Here we have the best-case scenario for what happens if you throw away the whole arranged marriage thing and make your own decision about your future. She might shock her dad by announcing that she would rather be a servant than marry grody old Lazer-Wolf, but Tzeitl still gets off pretty much scot-free.
Motl the tailor is a good and decent dude, and their true love for each other seems to really help them through the relative poverty that they experience. Check out their mega-happy ending:
The couple, blessed be His name, is living happily. He is a tailor, goes around Boiberik from one dacha to the next picking up work, while she is busy day and night cooking and baking and washing and scrubbing, carrying water from the well, barely a piece of bread in the house. […] I talk with her, and she says she is happy as can be as long as her Motl is healthy. (4.146)
So, besides the spooky foreshadowing that Motl (spoiler alert) might not be so healthy down the road, what's awesome here is that even though Tevye is kind of teasing the two of them for being so poor, he describes their life like an updated version of what Tevye and Golde have. They've got a partnership and divided responsibilities, just like Tzeitl's parents.

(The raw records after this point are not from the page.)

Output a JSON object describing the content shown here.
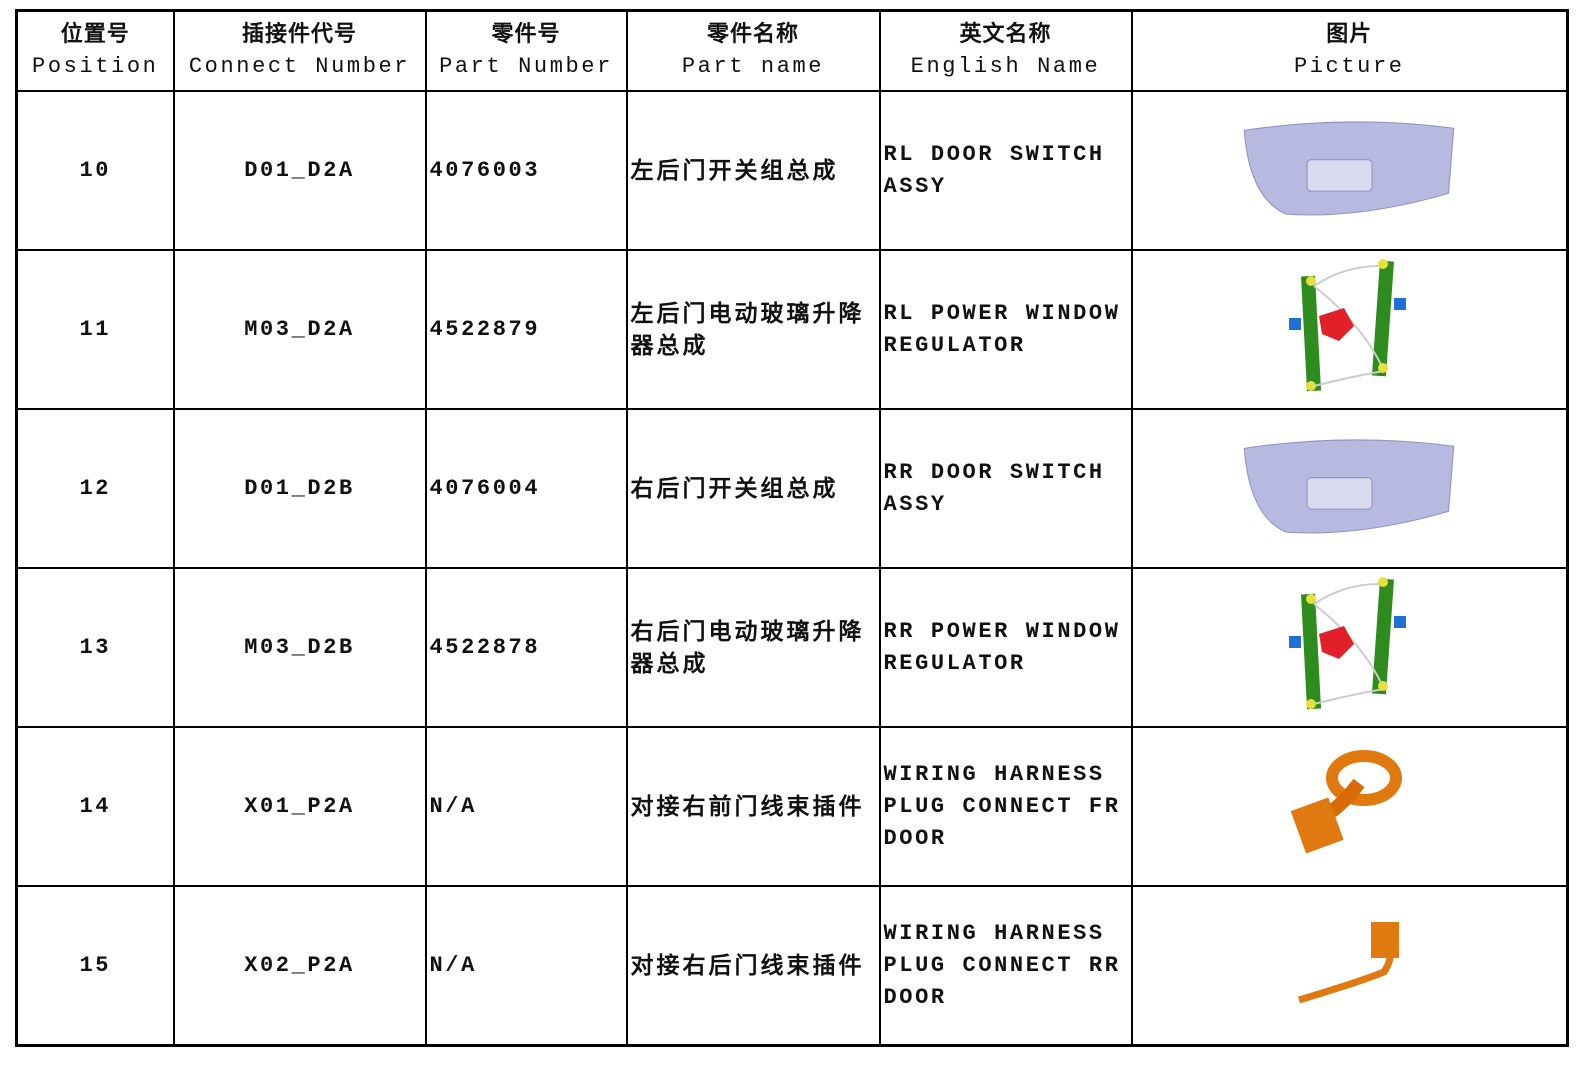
{
  "table": {
    "columns": [
      {
        "zh": "位置号",
        "en": "Position"
      },
      {
        "zh": "插接件代号",
        "en": "Connect Number"
      },
      {
        "zh": "零件号",
        "en": "Part Number"
      },
      {
        "zh": "零件名称",
        "en": "Part name"
      },
      {
        "zh": "英文名称",
        "en": "English Name"
      },
      {
        "zh": "图片",
        "en": "Picture"
      }
    ],
    "rows": [
      [
        "10",
        "D01_D2A",
        "4076003",
        "左后门开关组总成",
        "RL DOOR SWITCH ASSY"
      ],
      [
        "11",
        "M03_D2A",
        "4522879",
        "左后门电动玻璃升降器总成",
        "RL POWER WINDOW REGULATOR"
      ],
      [
        "12",
        "D01_D2B",
        "4076004",
        "右后门开关组总成",
        "RR DOOR SWITCH ASSY"
      ],
      [
        "13",
        "M03_D2B",
        "4522878",
        "右后门电动玻璃升降器总成",
        "RR POWER WINDOW REGULATOR"
      ],
      [
        "14",
        "X01_P2A",
        "N/A",
        "对接右前门线束插件",
        "WIRING HARNESS PLUG CONNECT FR DOOR"
      ],
      [
        "15",
        "X02_P2A",
        "N/A",
        "对接右后门线束插件",
        "WIRING HARNESS PLUG CONNECT RR DOOR"
      ]
    ]
  }
}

But notice that we never really see Golde's point of view about Tevye (although we sure can hazard a guess about how she feels, especially after he loses all their money… ). With Tzeitl, we actually get her perspective on the marriage, even if it's still filtered through Tevye's voice. The fact that we're seeing stuff through her eyes already shows how much more equal their relationship is—definitely an improvement, we would say, over what she grew up with.
"Improvement" is really all it is, though. Compared to her sisters, Tzeitl just takes a teeny baby step in the direction of the future. After all, Motl is Jewish, is a local boy, and he still comes to ask Tevye for permission. Except for the forget-the-matchmaker business, not all that far removed from what would have happened in Tevye's own generation.